Monday, February 5, 2007

Macs

My first computer was an Apple. Back then, Apple computers were clunky homebrew machines that you could crack open and shove a CP/M card into if you wanted to. They had a command line, and they were fun and easy to program.

When I outgrew my original machine, Apple had introduced the Mac, which cost a fortune, was next to impossible to upgrade, was underpowered, and well beyond my budget. So I switched to the PC.

My feelings about the new direction that Apple Corp had taken was summed up nicely by a poster at the time. It showed the perky Macintosh displaying its trademark "hello" in hand-written script. Beside it sat an IBM PC, with "Fuck off" displayed on its green CRT screen.
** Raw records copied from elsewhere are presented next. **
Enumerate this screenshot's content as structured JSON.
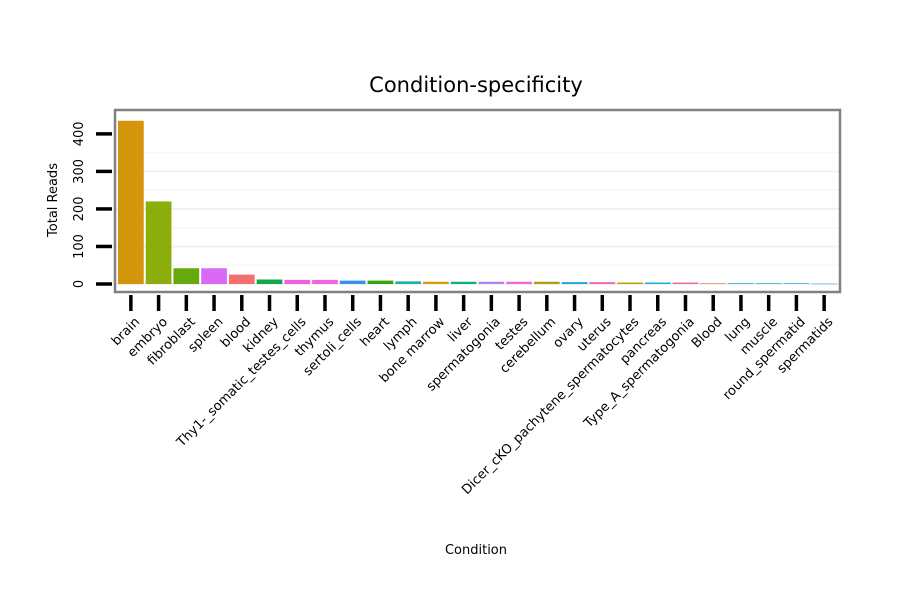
{
  "chart_data": {
    "type": "bar",
    "title": "Condition-specificity",
    "xlabel": "Condition",
    "ylabel": "Total Reads",
    "ylim": [
      0,
      445
    ],
    "yticks": [
      0,
      100,
      200,
      300,
      400
    ],
    "categories": [
      "brain",
      "embryo",
      "fibroblast",
      "spleen",
      "blood",
      "kidney",
      "Thy1-_somatic_testes_cells",
      "thymus",
      "sertoli_cells",
      "heart",
      "lymph",
      "bone marrow",
      "liver",
      "spermatogonia",
      "testes",
      "cerebellum",
      "ovary",
      "uterus",
      "Dicer_cKO_pachytene_spermatocytes",
      "pancreas",
      "Type_A_spermatogonia",
      "Blood",
      "lung",
      "muscle",
      "round_spermatid",
      "spermatids"
    ],
    "values": [
      435,
      220,
      42,
      42,
      25,
      12,
      11,
      11,
      9,
      9,
      7,
      6,
      6,
      6,
      6,
      6,
      5,
      5,
      4,
      4,
      4,
      2,
      2,
      2,
      2,
      1
    ],
    "colors": [
      "#D4940B",
      "#8CAE0A",
      "#67A90C",
      "#D86AF5",
      "#F56F6C",
      "#10A84F",
      "#F562E0",
      "#F066DE",
      "#3A8EF0",
      "#35A40E",
      "#19B5A1",
      "#D49E0C",
      "#10B07E",
      "#B181F2",
      "#EE6AD9",
      "#A9A20B",
      "#19A6E4",
      "#F166B7",
      "#B3A30E",
      "#14AFE0",
      "#F46AA6",
      "#E68665",
      "#10B4B7",
      "#19B6C1",
      "#26AFDA",
      "#5DA9EE"
    ]
  }
}
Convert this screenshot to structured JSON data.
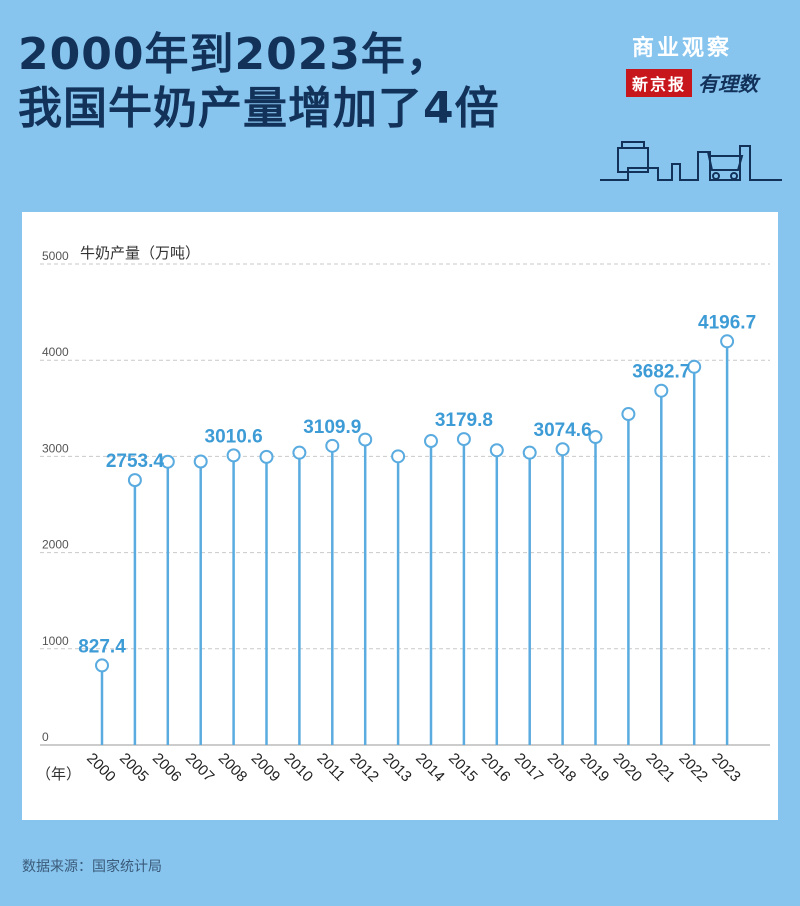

Today, there's a great rant about the Mac in the Guardian:
I hate Macs. I have always hated Macs. I hate people who use Macs. I even hate people who don't use Macs but sometimes wish they did. Macs are glorified Fisher-Price activity centres for adults; computers for scaredy cats too nervous to learn how proper computers work; computers for people who earnestly believe in feng shui.

[...]

Cue 10 years of nasal bleating from Mac-likers who profess to like Macs not because they are fashionable, but because "they are just better". Mac owners often sneer that kind of defence back at you when you mock their silly, posturing contraptions, because in doing so, you have inadvertently put your finger on the dark fear haunting their feeble, quivering soul - that in some sense, they are a superficial semi-person assembled from packaging; an infinitely sad, second-rate replicant who doesn't really know what they are doing here, but feels vaguely significant and creative each time they gaze at their sleek designer machine. And the more deftly constructed and wittily argued their defence, the more terrified and wounded they secretly are.

Aside from crowing about sartorial differences, the adverts also make a big deal about PCs being associated with "work stuff" (Boo! Offices! Boo!), as opposed to Macs, which are apparently better at "fun stuff". How insecure is that? And how inaccurate? Better at "fun stuff", my arse. The only way to have fun with a Mac is to poke its insufferable owner in the eye. For proof, stroll into any decent games shop and cast your eye over the exhaustive range of cutting-edge computer games available exclusively for the PC, then compare that with the sort of rubbish you get on the Mac. Myst, the most pompous and boring videogame of all time, a plodding, dismal "adventure" in which you wandered around solving tedious puzzles in a rubbish magic kingdom apparently modelled on pretentious album covers, originated on the Mac in 1993. That same year, the first shoot-'em-up game, Doom, was released on the PC. This tells you all you will ever need to know about the Mac's relationship with "fun".
Now, I don't want to get into a religious war, but I too detest Macs. I've used them, I've programmed on them, and they are insufferably smug little pieces of crap*. And I really hate Apple. Think Microsoft is bad? If Apple had Microsoft's market share, computers would all cost about ten thousand dollars each and you'd get sued by Apple if you even thought about cracking open your computer and tinkering with it.

Anyway, that's a great rant. As it says at the end:
Ultimately the campaign's biggest flaw is that it perpetuates the notion that consumers somehow "define themselves" with the technology they choose. If you truly believe you need to pick a mobile phone that "says something" about your personality, don't bother. You don't have a personality. A mental illness, maybe - but not a personality. Of course, that hasn't stopped me slagging off Mac owners, with a series of sweeping generalisations, for the past 900 words, but that is what the ads do to PCs.

* Well, of course they aren't crap. They're well-built powerful computers that work most of the time because there are more limited combinations of hardware and therefore Apple can test devices to ensure that they are reliable. An open platform like Wintel can't do the same, so there's a trade-off between price and reliability and simplicity.